Nothing. Not a furtive look. Not the slightest shift in his expression.

So, I returned to the pole, executing a series of moves that required significant upper body strength.

Prolonged holds and graceful spins that had taken months to perfect.

I lifted myself into a butterfly position, legs extended in a split while supported only by my arms, before transitioning into a jade spin that showcased the muscle definition in my back and shoulders.

Sweat beaded on my skin, catching the purple light like tiny diamonds. My breath came harder, but I controlled it, just as I'd been taught. Never let them see the effort. Make the impossible look easy.

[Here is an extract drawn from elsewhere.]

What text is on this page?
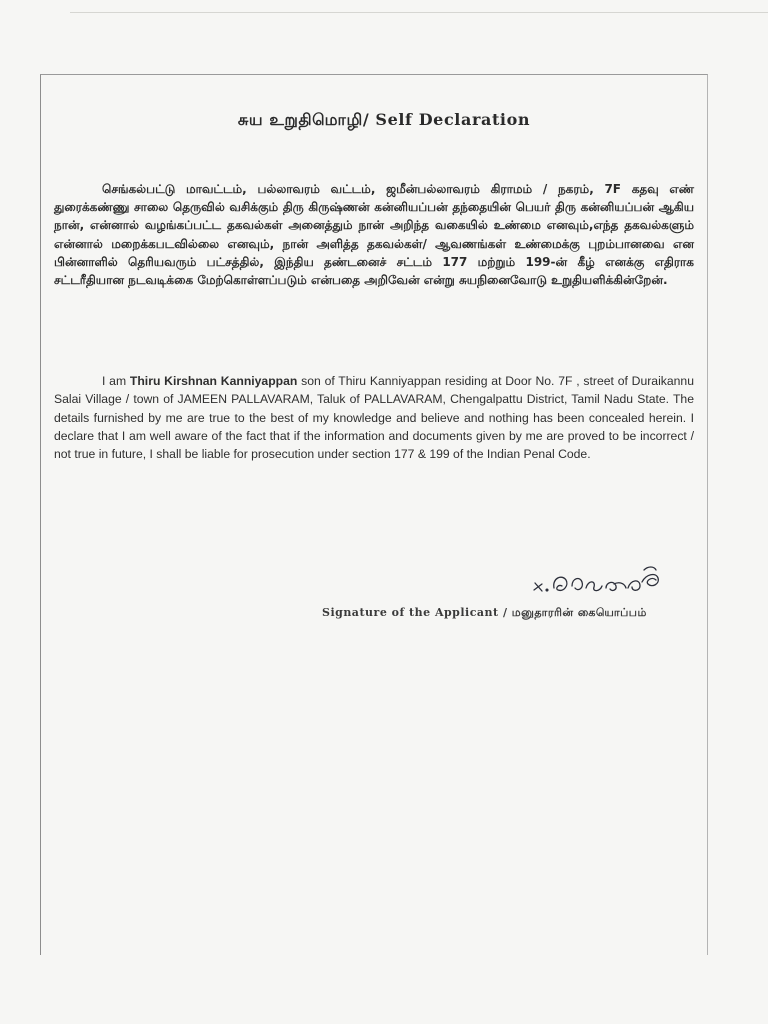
சுய உறுதிமொழி/ Self Declaration

செங்கல்பட்டு மாவட்டம், பல்லாவரம் வட்டம், ஜமீன்பல்லாவரம் கிராமம் / நகரம், 7F கதவு எண் துரைக்கண்ணு சாலை தெருவில் வசிக்கும் திரு கிருஷ்ணன் கன்னியப்பன் தந்தையின் பெயர் திரு கன்னியப்பன் ஆகிய நான், என்னால் வழங்கப்பட்ட தகவல்கள் அனைத்தும் நான் அறிந்த வகையில் உண்மை எனவும்,எந்த தகவல்களும் என்னால் மறைக்கபடவில்லை எனவும், நான் அளித்த தகவல்கள்/ ஆவணங்கள் உண்மைக்கு புறம்பானவை என பின்னாளில் தெரியவரும் பட்சத்தில், இந்திய தண்டனைச் சட்டம் 177 மற்றும் 199-ன் கீழ் எனக்கு எதிராக சட்டரீதியான நடவடிக்கை மேற்கொள்ளப்படும் என்பதை அறிவேன் என்று சுயநினைவோடு உறுதியளிக்கின்றேன்.

I am Thiru Kirshnan Kanniyappan son of Thiru Kanniyappan residing at Door No. 7F , street of Duraikannu Salai Village / town of JAMEEN PALLAVARAM, Taluk of PALLAVARAM, Chengalpattu District, Tamil Nadu State. The details furnished by me are true to the best of my knowledge and believe and nothing has been concealed herein. I declare that I am well aware of the fact that if the information and documents given by me are proved to be incorrect / not true in future, I shall be liable for prosecution under section 177 & 199 of the Indian Penal Code.

Signature of the Applicant / மனுதாரரின் கையொப்பம்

The Alpha's voice grew more animated on his call, but still, he didn't look.

Not even a glance. His free hand tapped on the armrest of the chair, keeping time to a rhythm that had nothing to do with the music I was dancing to.

I dropped into a slow, controlled split against the floor, then rose in one fluid motion that would have made my former ballet masters nod in approval.

Technique was technique, regardless of the venue.

I'd always prided myself on excellence, on standing out.

Even here, even now, I refused to be mediocre.

And the effort was getting me nothing right now.